At the very least, Mlada said, he would like the city to come up with a plan of action so a railing could be installed next year.
“The first step is to get the right solution in place,” he said.
The Coal Dock Committee on Friday took up the issue but made no recommendation, primarily because there isn’t any money available to construct the railing, Public Works Director Rob Vanden Noven, chairman of the committee, said.
“Right now, it’s about finances,” he said, noting the cost to install the railing along the 1,000-foot-long promenade is estimated at $200,000.
The high cost is due, in part, to the fact the railing would match the remainder of the city’s lakefront railings and be constructed out of materials that won’t rust and will minimize maintenance.
“What we had hoped for in grants is either gone or wasn’t there for this purpose,” Vanden Noven said.
The city has looked at diverting some grant money from other projects in the park to the railing, but that hasn’t been allowed, he said.
The reason the city didn’t initially install the railing is that it had expected large boats to moor along the promenade, and the railing would limit the ability of these ships to do that, Vanden Noven said.
The promenade was also made particularly wide — 18-1/2 feet — so people could keep youngsters away from the edge while still enjoying the lakefront views, he added.
But the expected large boat traffic hasn’t materialized, Vanden Noven said.
“If the boats aren’t coming in, the question (of a railing) comes down to cost,” he said.
Even if boats come in, the city could construct gates along the railing that would allow boats to moor in the area.
The railing is important, Mlada said, because the lack of one is keeping people away from the park — one of Port’s premier lakeside recreational spaces.
“It’s a bit of a limitation, especially for parents with young children,” he said. “There’s a collective feeling this should get done. Let’s figure out a way to get it done.

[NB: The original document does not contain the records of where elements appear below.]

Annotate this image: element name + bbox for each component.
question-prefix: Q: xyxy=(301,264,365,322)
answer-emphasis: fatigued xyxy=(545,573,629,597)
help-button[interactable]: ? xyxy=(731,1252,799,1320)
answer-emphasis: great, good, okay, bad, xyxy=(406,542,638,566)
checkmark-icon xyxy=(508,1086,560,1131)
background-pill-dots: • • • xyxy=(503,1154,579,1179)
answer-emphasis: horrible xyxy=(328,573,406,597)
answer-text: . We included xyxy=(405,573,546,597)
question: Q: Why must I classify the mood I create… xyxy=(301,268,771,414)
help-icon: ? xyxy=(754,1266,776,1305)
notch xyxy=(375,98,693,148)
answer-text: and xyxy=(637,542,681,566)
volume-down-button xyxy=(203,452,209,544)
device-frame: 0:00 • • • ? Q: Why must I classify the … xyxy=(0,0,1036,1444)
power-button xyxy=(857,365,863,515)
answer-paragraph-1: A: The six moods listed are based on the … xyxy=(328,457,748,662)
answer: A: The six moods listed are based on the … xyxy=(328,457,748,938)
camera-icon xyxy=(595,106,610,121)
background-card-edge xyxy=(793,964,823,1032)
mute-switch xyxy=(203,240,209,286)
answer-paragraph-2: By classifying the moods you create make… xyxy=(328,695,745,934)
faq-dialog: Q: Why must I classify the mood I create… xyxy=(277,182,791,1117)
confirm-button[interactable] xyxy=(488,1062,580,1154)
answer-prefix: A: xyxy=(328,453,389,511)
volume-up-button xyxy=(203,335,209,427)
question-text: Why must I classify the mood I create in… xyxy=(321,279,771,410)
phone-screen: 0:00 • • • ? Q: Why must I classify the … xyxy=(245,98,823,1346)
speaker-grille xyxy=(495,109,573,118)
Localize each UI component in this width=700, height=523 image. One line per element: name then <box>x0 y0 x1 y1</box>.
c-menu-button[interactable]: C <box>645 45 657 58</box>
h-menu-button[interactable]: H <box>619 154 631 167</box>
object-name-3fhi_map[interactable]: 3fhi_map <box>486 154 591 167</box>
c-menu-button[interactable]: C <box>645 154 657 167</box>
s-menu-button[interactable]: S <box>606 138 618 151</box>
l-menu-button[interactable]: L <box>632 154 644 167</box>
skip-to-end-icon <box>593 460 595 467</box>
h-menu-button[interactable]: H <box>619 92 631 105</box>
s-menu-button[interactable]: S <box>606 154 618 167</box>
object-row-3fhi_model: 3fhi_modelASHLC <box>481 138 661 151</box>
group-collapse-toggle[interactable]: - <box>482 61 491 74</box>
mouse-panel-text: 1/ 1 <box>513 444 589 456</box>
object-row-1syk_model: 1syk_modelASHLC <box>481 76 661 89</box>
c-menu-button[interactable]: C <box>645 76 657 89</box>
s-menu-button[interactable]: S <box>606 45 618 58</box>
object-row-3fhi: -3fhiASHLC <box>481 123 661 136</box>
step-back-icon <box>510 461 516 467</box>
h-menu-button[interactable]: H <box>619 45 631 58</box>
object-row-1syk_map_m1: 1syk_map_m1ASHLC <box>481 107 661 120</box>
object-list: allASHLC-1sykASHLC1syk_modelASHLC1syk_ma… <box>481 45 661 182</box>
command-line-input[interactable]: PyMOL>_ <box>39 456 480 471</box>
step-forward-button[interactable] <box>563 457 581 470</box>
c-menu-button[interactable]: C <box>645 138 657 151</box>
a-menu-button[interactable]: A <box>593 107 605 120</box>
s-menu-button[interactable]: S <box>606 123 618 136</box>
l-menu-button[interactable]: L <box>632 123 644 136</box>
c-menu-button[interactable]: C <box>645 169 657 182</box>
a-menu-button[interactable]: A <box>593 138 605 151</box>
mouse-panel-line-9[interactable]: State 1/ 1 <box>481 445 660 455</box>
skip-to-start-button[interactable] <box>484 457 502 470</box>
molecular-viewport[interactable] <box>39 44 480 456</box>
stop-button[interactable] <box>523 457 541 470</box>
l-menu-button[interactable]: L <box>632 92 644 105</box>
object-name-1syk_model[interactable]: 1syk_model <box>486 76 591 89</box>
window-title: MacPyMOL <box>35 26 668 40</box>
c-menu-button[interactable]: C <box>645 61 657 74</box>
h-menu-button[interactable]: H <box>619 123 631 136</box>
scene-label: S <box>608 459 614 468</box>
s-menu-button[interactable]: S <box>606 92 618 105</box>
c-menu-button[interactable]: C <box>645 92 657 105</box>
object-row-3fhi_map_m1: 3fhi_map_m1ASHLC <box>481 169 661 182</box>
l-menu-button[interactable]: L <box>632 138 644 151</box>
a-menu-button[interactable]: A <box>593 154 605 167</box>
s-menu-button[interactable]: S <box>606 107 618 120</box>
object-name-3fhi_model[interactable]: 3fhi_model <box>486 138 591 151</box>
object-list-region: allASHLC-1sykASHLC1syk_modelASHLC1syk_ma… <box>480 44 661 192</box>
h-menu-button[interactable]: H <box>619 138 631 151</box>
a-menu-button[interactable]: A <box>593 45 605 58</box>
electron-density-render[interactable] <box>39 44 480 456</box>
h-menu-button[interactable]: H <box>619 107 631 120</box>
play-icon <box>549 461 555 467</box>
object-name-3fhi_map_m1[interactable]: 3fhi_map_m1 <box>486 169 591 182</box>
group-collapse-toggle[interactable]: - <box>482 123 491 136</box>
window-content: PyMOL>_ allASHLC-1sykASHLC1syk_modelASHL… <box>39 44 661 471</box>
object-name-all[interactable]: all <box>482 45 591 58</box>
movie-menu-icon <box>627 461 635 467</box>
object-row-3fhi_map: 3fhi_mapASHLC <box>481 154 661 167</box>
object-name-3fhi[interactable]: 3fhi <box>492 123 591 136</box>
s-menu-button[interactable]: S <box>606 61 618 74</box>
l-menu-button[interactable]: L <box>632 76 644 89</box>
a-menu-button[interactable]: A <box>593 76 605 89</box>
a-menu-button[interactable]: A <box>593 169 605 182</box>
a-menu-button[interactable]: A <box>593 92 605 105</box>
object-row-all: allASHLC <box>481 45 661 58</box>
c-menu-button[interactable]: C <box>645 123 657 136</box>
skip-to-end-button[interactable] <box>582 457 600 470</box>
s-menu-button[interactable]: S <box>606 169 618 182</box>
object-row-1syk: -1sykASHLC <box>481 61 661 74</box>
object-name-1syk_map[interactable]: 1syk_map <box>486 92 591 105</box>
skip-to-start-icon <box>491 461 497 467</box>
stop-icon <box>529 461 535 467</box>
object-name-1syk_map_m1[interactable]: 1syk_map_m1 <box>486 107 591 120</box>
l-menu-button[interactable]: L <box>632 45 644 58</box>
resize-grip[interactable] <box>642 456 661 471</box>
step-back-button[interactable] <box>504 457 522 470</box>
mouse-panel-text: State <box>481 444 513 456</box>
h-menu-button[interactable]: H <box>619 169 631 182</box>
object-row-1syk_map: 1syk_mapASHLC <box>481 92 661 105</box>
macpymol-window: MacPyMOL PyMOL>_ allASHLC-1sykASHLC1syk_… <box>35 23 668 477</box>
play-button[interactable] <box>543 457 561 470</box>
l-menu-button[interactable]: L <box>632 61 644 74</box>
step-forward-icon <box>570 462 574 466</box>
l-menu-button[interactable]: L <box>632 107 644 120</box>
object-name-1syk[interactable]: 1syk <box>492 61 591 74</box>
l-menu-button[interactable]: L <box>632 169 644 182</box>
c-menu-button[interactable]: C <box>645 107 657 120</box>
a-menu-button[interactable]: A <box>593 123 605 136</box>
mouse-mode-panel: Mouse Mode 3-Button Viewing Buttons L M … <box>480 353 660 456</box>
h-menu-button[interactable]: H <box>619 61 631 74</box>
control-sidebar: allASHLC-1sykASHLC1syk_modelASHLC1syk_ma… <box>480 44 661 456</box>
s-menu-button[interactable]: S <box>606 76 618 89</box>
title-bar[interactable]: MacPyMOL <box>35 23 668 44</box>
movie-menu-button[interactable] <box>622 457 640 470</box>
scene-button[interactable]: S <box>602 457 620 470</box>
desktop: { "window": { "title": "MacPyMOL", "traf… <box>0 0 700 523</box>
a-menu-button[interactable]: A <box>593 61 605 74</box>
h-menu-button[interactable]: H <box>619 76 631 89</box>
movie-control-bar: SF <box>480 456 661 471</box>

“I think people have generally been understanding, but you reach a point ... we’re two-plus years into this and it’s time to take action.”
Mlada said Vanden Noven was asked to look at options for the railing and updated cost figures for the Coal Dock Committee to consider in May.
The Parks and Recreation Board, which has consistently sought to have a railing installed in the park, will also be asked for a recommendation on the matter, Mlada said.
He then expects the Common Council to take up the issue.
There are a number of ways the city could finance the cost of the railing, Mlada said.
“There are options we could explore,” he said.
The city could include funding in a borrowing issue it is expected to approve next year, he said.
Or, if the city sells the lakefront parking lot adjacent to the north slip, it could use some of the proceeds to help pay for the railing, Mlada said.
The Parks and Recreation Board also recently suggested that the railing be broken into segments and sponsorships be sought for each leg.
Some money has already been raised from the community to offset the cost of the railing. The Port Washington-Saukville Jaycees dedicated the $6,000 it raised in its inaugural Land Regatta Run and Walk last year for the project, and the Port Washington Woman’s Club has also pledged $1,000 for the railing.